A parachustist jumps from an airplane and freely falls y=51.8 m before opening his parachute. Thereafter, he decelerates at a=1.86 m/s^2. As he reaches the ground, his speed is 3.04 m/s.
a)How long was the parachutist in the air?
b)At what height did the parachutist jump from his plane?
See
http://www.jiskha.com/display.cgi?id=1253409013
the answer is 7,040 J
To find the answers to the given questions, we can use the equations of motion. We will start by finding the time the parachutist was in the air.
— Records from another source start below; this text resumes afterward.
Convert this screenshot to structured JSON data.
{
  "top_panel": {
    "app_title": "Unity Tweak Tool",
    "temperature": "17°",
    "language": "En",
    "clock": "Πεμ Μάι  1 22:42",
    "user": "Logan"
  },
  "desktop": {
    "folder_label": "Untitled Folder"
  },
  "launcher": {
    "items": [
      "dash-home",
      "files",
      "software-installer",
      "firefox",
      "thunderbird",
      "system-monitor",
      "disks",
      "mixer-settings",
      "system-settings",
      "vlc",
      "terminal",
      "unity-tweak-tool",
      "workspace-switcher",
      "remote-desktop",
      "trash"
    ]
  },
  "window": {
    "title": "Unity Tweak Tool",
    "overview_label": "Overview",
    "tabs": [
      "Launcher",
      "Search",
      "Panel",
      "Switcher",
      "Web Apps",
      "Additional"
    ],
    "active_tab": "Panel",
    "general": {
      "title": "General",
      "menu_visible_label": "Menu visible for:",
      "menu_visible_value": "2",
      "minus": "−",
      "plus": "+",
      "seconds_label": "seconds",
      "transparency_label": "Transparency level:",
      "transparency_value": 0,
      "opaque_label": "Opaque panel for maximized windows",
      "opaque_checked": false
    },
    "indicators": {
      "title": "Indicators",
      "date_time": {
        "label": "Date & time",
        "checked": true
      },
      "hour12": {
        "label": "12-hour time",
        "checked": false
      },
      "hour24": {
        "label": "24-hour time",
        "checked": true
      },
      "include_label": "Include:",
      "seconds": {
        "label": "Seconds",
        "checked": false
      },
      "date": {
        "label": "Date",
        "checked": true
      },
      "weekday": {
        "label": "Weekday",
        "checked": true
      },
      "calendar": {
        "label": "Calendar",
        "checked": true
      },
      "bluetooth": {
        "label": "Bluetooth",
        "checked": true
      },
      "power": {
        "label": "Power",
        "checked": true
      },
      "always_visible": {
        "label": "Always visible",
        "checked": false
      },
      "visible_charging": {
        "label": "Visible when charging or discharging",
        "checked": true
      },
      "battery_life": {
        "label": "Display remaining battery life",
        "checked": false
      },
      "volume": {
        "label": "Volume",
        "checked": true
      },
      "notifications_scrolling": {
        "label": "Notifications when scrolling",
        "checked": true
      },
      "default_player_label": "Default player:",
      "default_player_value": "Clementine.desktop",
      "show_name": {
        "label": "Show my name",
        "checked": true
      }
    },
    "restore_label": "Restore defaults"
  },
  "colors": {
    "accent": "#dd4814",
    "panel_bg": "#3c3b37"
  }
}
a) To find the time the parachutist was in the air, we need to find the time it took for the parachutist to reach the ground after opening the parachute. We can use the equation:
s = ut + (1/2)at^2
where:
s = distance (51.8 m),
u = initial velocity (0 m/s as the parachutist was freely falling),
a = acceleration (-1.86 m/s^2 as the parachutist decelerates),
t = time.
For the freely falling portion, the equation becomes:
51.8 = 0(t) + (1/2)(-9.8)(t^2)
51.8 = -4.9(t^2)
Rearranging the equation gives:
t^2 = -(51.8 / 4.9)
t^2 ≈ -10.612
Since time cannot be a negative value, we disregard the negative sign and take the square root:
t ≈ √10.612
t ≈ 3.26 s
Therefore, the parachutist spent approximately 3.26 seconds in the air.
b) To find the height from which the parachutist jumped, we can use the equation:
v^2 = u^2 + 2as
where:
v = final velocity (3.04 m/s),
u = initial velocity (0 m/s),
a = acceleration (-1.86 m/s^2),
s = distance.
For the decelerating portion, the equation becomes:
(3.04)^2 = 0^2 + 2(-1.86)s
9.2416 = -3.72s
Rearranging the equation gives:
s ≈ 9.2416 / -3.72
s ≈ -2.48 m
Since height cannot be a negative value, we disregard the negative sign:
s ≈ 2.48 m
Therefore, the parachutist jumped from a height of approximately 2.48 meters.